Brüssel, Belgien | 15. Februar 2024

Sir Peter Gluckman, Präsident des International Science Council, sprach vor den Ministern der Europäischen Union, die am Galadinner zum „Multilateraler Dialog über Grundsätze und Werte für die internationale Zusammenarbeit in Forschung und Innovation“. Der Dialog, der am 15. und 16. Februar in Brüssel, Belgien, stattfand, fördert die EU Globaler Ansatz für Forschung und Innovation startete im Jahr 2021. Die Rede befasste sich mit Themen wie den Herausforderungen für die Wissenschaftsproduktion und dem Vertrauen in die Wissenschaft, der Dekolonisierung der Wissenschaft und der Weiterentwicklung der Wissenschaft für das 21. Jahrhundert.

Sir Peter ging auf die folgenden Kernpunkte ein:

  • Strategische Prioritäten des ISC: Das ISC konzentriert sich auf die Stärkung der Rolle der Wissenschaft bei der Entscheidungsfindung, die Förderung der wissenschaftlichen Freiheit und die Förderung der internationalen Zusammenarbeit und betont gleichzeitig die entscheidende Unterscheidung zwischen Wissenschaft und Wissenschaftssystemen inmitten globaler Herausforderungen.
  • Einzigartige Natur der Wissenschaft: Sir Peter betont, dass Wissenschaft eine systematisch organisierte, empirisch getestete und sich weiterentwickelnde Form des Wissens ist, die mit anderen Wissenssystemen zusammenarbeiten muss, um effektiv zum Gemeinwohl beizutragen
  • Dekolonisierung von Wissenschaftssystemen: Die Anerkennung und Achtung der Vielfalt in der globalen Wissenschaftsorganisation und -nutzung ist für eine wirksame internationale Zusammenarbeit und die Bewältigung der Dekolonisierung von Wissenschaftssystemen ohne Gefährdung wissenschaftlicher Prinzipien von wesentlicher Bedeutung.
  • Bewältigung der Herausforderungen der Wissenschaftsproduktion und des Vertrauens: Die Rede unterstreicht die Bedeutung disziplinärer Forschung (Modus 1), plädiert aber auch für transdisziplinäre, Stakeholder-bezogene Ansätze (Modus 2), um komplexe globale Probleme besser anzugehen, und befürwortet gleichzeitig die Einführung eines Pilotfinanzierungsprogramms zur Unterstützung dieser Forschung.
  • Sich weiterentwickelnde Wissenschaft für globale Herausforderungen: Es ist eine Weiterentwicklung des Wissenschaftssystems erforderlich, die traditionelle Forschung mit transdisziplinären Ansätzen in Einklang bringt, um die internationale Zusammenarbeit zu fördern und globale Herausforderungen anzugehen und die Rolle der Wissenschaft bei der Unterstützung der multilateralen Diplomatie hervorzuheben.       
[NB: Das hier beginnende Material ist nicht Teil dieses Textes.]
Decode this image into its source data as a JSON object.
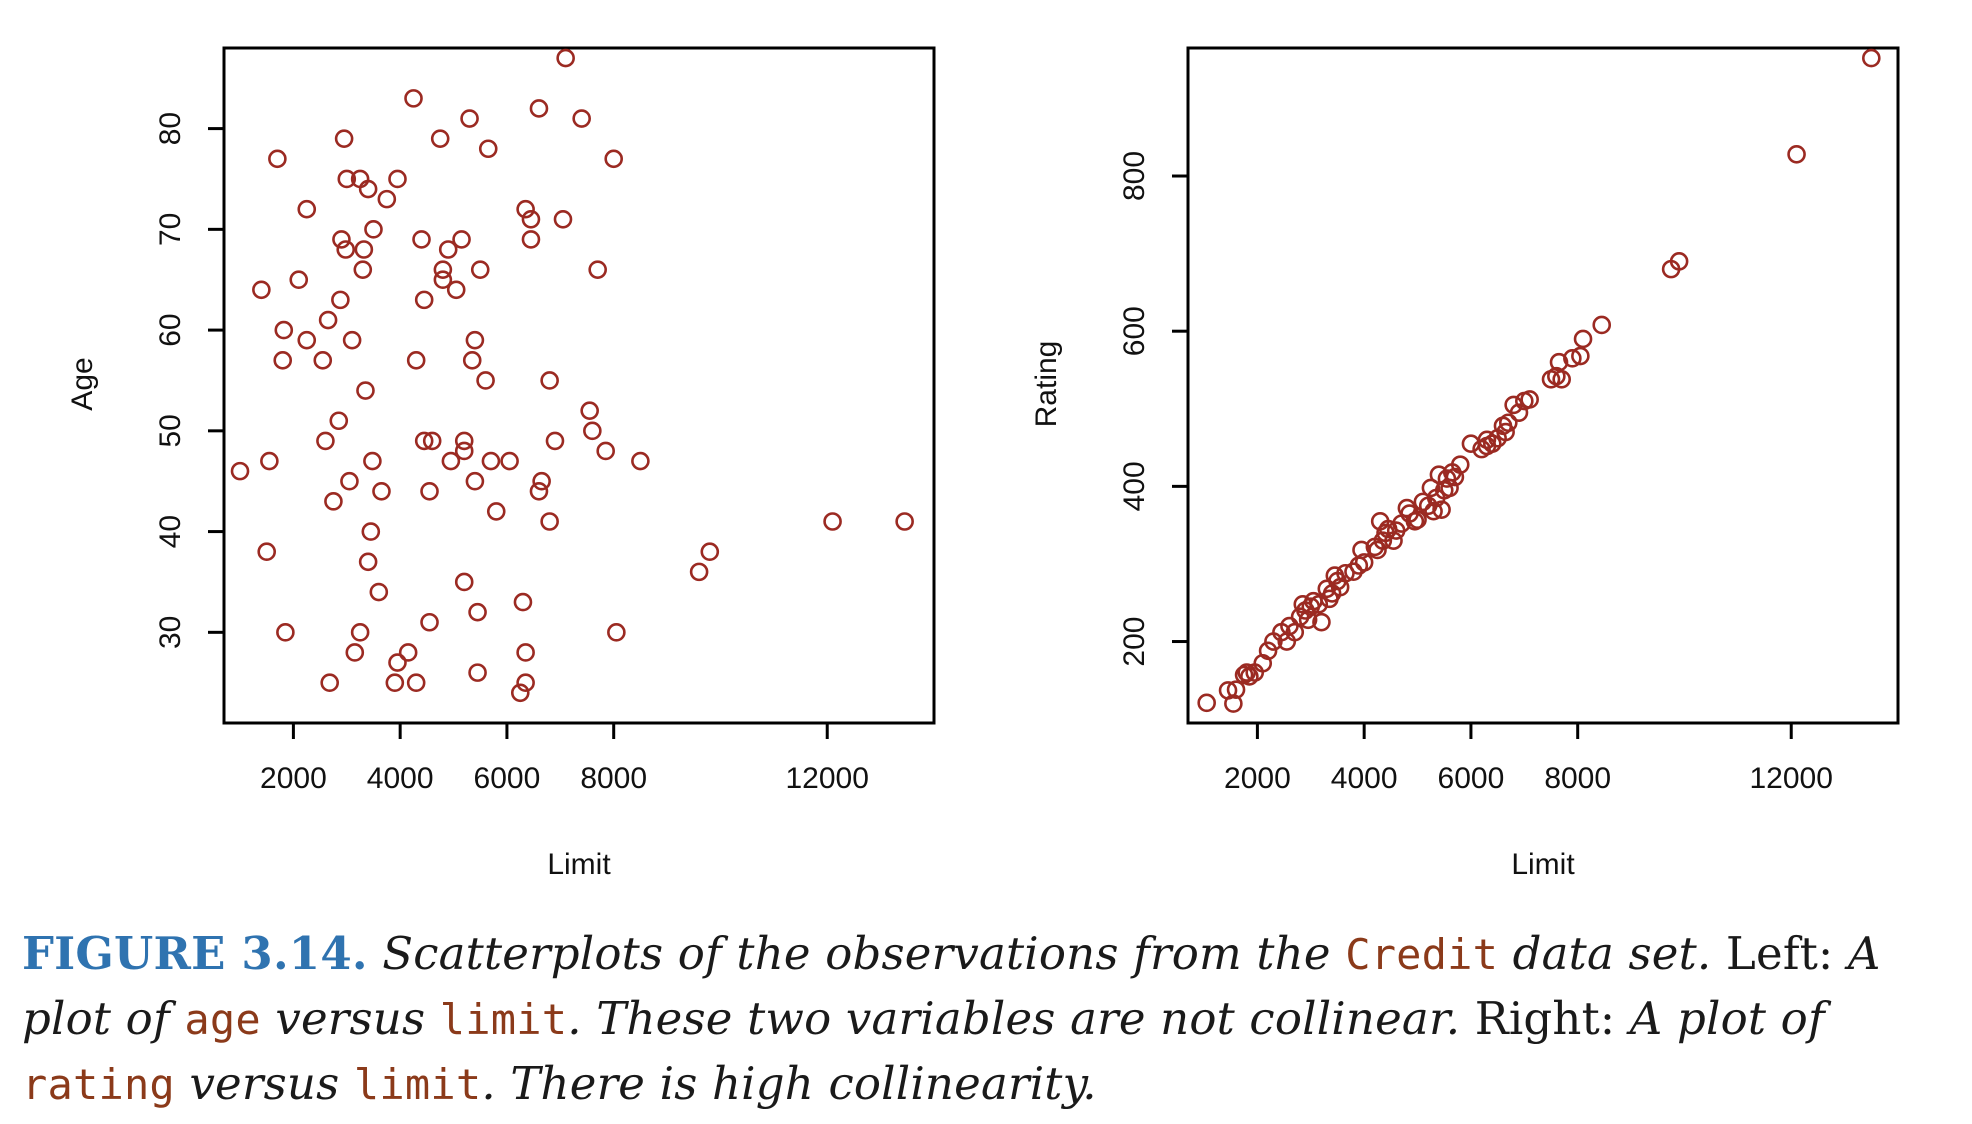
{
  "chart_data": [
    {
      "type": "scatter",
      "title": "",
      "xlabel": "Limit",
      "ylabel": "Age",
      "xlim": [
        700,
        14000
      ],
      "ylim": [
        21,
        88
      ],
      "x_ticks": [
        "2000",
        "4000",
        "6000",
        "8000",
        "12000"
      ],
      "y_ticks": [
        "30",
        "40",
        "50",
        "60",
        "70",
        "80"
      ],
      "marker_color": "#9b2a22",
      "grid": false,
      "points": [
        [
          1000,
          46
        ],
        [
          1500,
          38
        ],
        [
          1550,
          47
        ],
        [
          1400,
          64
        ],
        [
          1700,
          77
        ],
        [
          1800,
          57
        ],
        [
          1820,
          60
        ],
        [
          1850,
          30
        ],
        [
          2100,
          65
        ],
        [
          2250,
          59
        ],
        [
          2250,
          72
        ],
        [
          2550,
          57
        ],
        [
          2600,
          49
        ],
        [
          2650,
          61
        ],
        [
          2680,
          25
        ],
        [
          2750,
          43
        ],
        [
          2850,
          51
        ],
        [
          2880,
          63
        ],
        [
          2900,
          69
        ],
        [
          2950,
          79
        ],
        [
          2980,
          68
        ],
        [
          3000,
          75
        ],
        [
          3050,
          45
        ],
        [
          3100,
          59
        ],
        [
          3150,
          28
        ],
        [
          3250,
          30
        ],
        [
          3250,
          75
        ],
        [
          3300,
          66
        ],
        [
          3320,
          68
        ],
        [
          3350,
          54
        ],
        [
          3400,
          37
        ],
        [
          3400,
          74
        ],
        [
          3450,
          40
        ],
        [
          3480,
          47
        ],
        [
          3500,
          70
        ],
        [
          3600,
          34
        ],
        [
          3650,
          44
        ],
        [
          3750,
          73
        ],
        [
          3900,
          25
        ],
        [
          3950,
          75
        ],
        [
          3950,
          27
        ],
        [
          4150,
          28
        ],
        [
          4250,
          83
        ],
        [
          4300,
          57
        ],
        [
          4300,
          25
        ],
        [
          4400,
          69
        ],
        [
          4450,
          63
        ],
        [
          4450,
          49
        ],
        [
          4550,
          31
        ],
        [
          4550,
          44
        ],
        [
          4600,
          49
        ],
        [
          4750,
          79
        ],
        [
          4800,
          65
        ],
        [
          4800,
          66
        ],
        [
          4900,
          68
        ],
        [
          4950,
          47
        ],
        [
          5050,
          64
        ],
        [
          5150,
          69
        ],
        [
          5200,
          48
        ],
        [
          5200,
          35
        ],
        [
          5200,
          49
        ],
        [
          5300,
          81
        ],
        [
          5350,
          57
        ],
        [
          5400,
          59
        ],
        [
          5400,
          45
        ],
        [
          5450,
          26
        ],
        [
          5450,
          32
        ],
        [
          5500,
          66
        ],
        [
          5600,
          55
        ],
        [
          5650,
          78
        ],
        [
          5700,
          47
        ],
        [
          5800,
          42
        ],
        [
          6050,
          47
        ],
        [
          6250,
          24
        ],
        [
          6300,
          33
        ],
        [
          6350,
          28
        ],
        [
          6350,
          72
        ],
        [
          6350,
          25
        ],
        [
          6450,
          71
        ],
        [
          6450,
          69
        ],
        [
          6600,
          82
        ],
        [
          6600,
          44
        ],
        [
          6650,
          45
        ],
        [
          6800,
          55
        ],
        [
          6800,
          41
        ],
        [
          6900,
          49
        ],
        [
          7050,
          71
        ],
        [
          7100,
          87
        ],
        [
          7400,
          81
        ],
        [
          7550,
          52
        ],
        [
          7600,
          50
        ],
        [
          7700,
          66
        ],
        [
          7850,
          48
        ],
        [
          8000,
          77
        ],
        [
          8050,
          30
        ],
        [
          8500,
          47
        ],
        [
          9600,
          36
        ],
        [
          9800,
          38
        ],
        [
          12100,
          41
        ],
        [
          13450,
          41
        ]
      ]
    },
    {
      "type": "scatter",
      "title": "",
      "xlabel": "Limit",
      "ylabel": "Rating",
      "xlim": [
        700,
        14000
      ],
      "ylim": [
        95,
        965
      ],
      "x_ticks": [
        "2000",
        "4000",
        "6000",
        "8000",
        "12000"
      ],
      "y_ticks": [
        "200",
        "400",
        "600",
        "800"
      ],
      "marker_color": "#9b2a22",
      "grid": false,
      "points": [
        [
          1050,
          121
        ],
        [
          1450,
          137
        ],
        [
          1550,
          120
        ],
        [
          1600,
          138
        ],
        [
          1750,
          157
        ],
        [
          1800,
          160
        ],
        [
          1850,
          155
        ],
        [
          1950,
          160
        ],
        [
          2100,
          172
        ],
        [
          2200,
          188
        ],
        [
          2300,
          200
        ],
        [
          2450,
          212
        ],
        [
          2550,
          200
        ],
        [
          2600,
          220
        ],
        [
          2700,
          212
        ],
        [
          2800,
          232
        ],
        [
          2850,
          248
        ],
        [
          2900,
          240
        ],
        [
          2950,
          228
        ],
        [
          3000,
          245
        ],
        [
          3050,
          252
        ],
        [
          3150,
          248
        ],
        [
          3200,
          225
        ],
        [
          3300,
          268
        ],
        [
          3350,
          255
        ],
        [
          3400,
          262
        ],
        [
          3450,
          285
        ],
        [
          3500,
          278
        ],
        [
          3550,
          270
        ],
        [
          3650,
          288
        ],
        [
          3800,
          290
        ],
        [
          3900,
          298
        ],
        [
          3950,
          318
        ],
        [
          4000,
          302
        ],
        [
          4200,
          322
        ],
        [
          4250,
          318
        ],
        [
          4300,
          355
        ],
        [
          4350,
          330
        ],
        [
          4400,
          340
        ],
        [
          4450,
          345
        ],
        [
          4550,
          330
        ],
        [
          4600,
          343
        ],
        [
          4700,
          352
        ],
        [
          4800,
          372
        ],
        [
          4850,
          365
        ],
        [
          4950,
          355
        ],
        [
          5000,
          357
        ],
        [
          5100,
          380
        ],
        [
          5200,
          375
        ],
        [
          5250,
          398
        ],
        [
          5300,
          368
        ],
        [
          5350,
          385
        ],
        [
          5400,
          415
        ],
        [
          5450,
          370
        ],
        [
          5500,
          395
        ],
        [
          5550,
          410
        ],
        [
          5600,
          398
        ],
        [
          5650,
          418
        ],
        [
          5700,
          412
        ],
        [
          5800,
          428
        ],
        [
          6000,
          455
        ],
        [
          6200,
          448
        ],
        [
          6300,
          452
        ],
        [
          6300,
          460
        ],
        [
          6400,
          455
        ],
        [
          6500,
          462
        ],
        [
          6600,
          478
        ],
        [
          6650,
          470
        ],
        [
          6700,
          482
        ],
        [
          6800,
          505
        ],
        [
          6900,
          495
        ],
        [
          7000,
          510
        ],
        [
          7100,
          512
        ],
        [
          7500,
          538
        ],
        [
          7600,
          542
        ],
        [
          7650,
          560
        ],
        [
          7700,
          538
        ],
        [
          7900,
          565
        ],
        [
          8050,
          568
        ],
        [
          8100,
          590
        ],
        [
          8450,
          608
        ],
        [
          9750,
          680
        ],
        [
          9900,
          690
        ],
        [
          12100,
          828
        ],
        [
          13500,
          952
        ]
      ]
    }
  ],
  "caption": {
    "figure_label": "FIGURE 3.14.",
    "p1": "Scatterplots of the observations from the",
    "code1": "Credit",
    "p2": "data set.",
    "r1": "Left:",
    "p3": "A plot of",
    "code2": "age",
    "p4": "versus",
    "code3": "limit",
    "p5": ". These two variables are not collinear.",
    "r2": "Right:",
    "p6": "A plot of",
    "code4": "rating",
    "p7": "versus",
    "code5": "limit",
    "p8": ". There is high collinearity."
  }
}
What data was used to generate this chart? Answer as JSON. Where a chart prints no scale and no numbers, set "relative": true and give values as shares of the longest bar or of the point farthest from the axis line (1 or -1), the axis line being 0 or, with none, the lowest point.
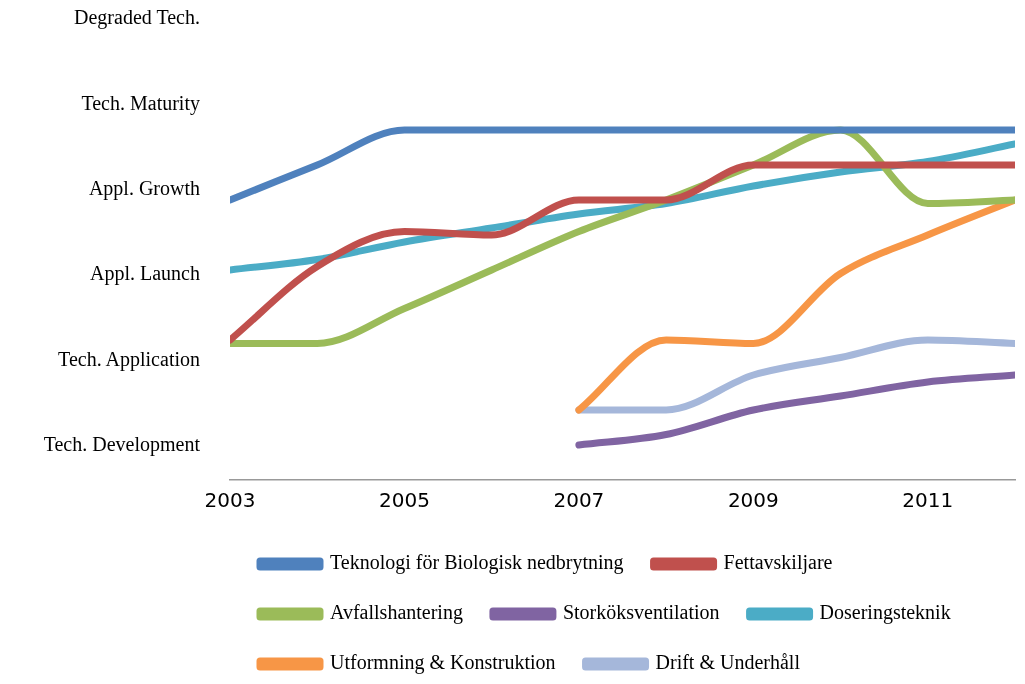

Lesen Sie die Rede vollständig

Vielen Dank für die Ehre, heute Abend als Präsident des International Science Council sprechen zu dürfen, der wichtigsten NGO, die die globale Wissenschaftsgemeinschaft in allen Bereichen vertritt, sowohl in den Grundlagen- als auch in den angewandten Bereichen, einschließlich aller Natur- und Sozialwissenschaften. Es besteht aus nationalen Akademien, internationalen Disziplinargremien und anderen wissenschaftlichen Organisationen und ist unabhängig von der Geopolitik in praktisch jedem Land aktiv. Der Hauptsitz befindet sich in Paris und die regionalen Schwerpunkte liegen in Afrika, im asiatisch-pazifischen Raum und in Lateinamerika.

Seine strategischen Prioritäten lassen sich gut mit der Diskussion von morgen verknüpfen: Wie lässt sich die Nutzung der Wissenschaft bei der Entscheidungsfindung sowohl auf nationaler als auch auf multilateraler Ebene verbessern, wie können wissenschaftliche Freiheit und verantwortungsvolle internationale wissenschaftliche Zusammenarbeit auf eine Weise gefördert werden, die allen Beteiligten zugute kommt: vielen der ISCs Die Familie der angeschlossenen Organisationen hat dies als ihre zentrale Rolle. Drittens konzentrieren wir uns auf das Durchdenken von Fragen im Zusammenhang mit der Entwicklung der Wissenschaft und der Wissenschaftssysteme. 

Als ich dieses Projekt vor 18 Monaten eröffnete, sprach ich von der entscheidenden Bedeutung der Unterscheidung zwischen Wissenschaft und Wissenschaftssystemen; Dies ist umso wichtiger, da die Debatten über die Dekolonisierung und die politischen Versuche, das Vertrauen in die Wissenschaft zu untergraben, zunehmen. Wenn wir die internationale Wissenschaftskooperation fördern wollen, muss dieser Unterschied verstanden und respektiert werden. Wissenschaft ist wohl die einzige universelle Sprache und wird durch eine Reihe von Prinzipien definiert. Angesichts der Tatsache, dass die moderne Wissenschaft eine globale Aktivität ist, die für praktisch jede Herausforderung, der wir uns stellen müssen, von entscheidender Bedeutung ist, ist es wichtig, dass wir ein allgemein und weltweit akzeptiertes Verständnis dafür haben, wie wir zusammenarbeiten und die benötigte Wissenschaft liefern können.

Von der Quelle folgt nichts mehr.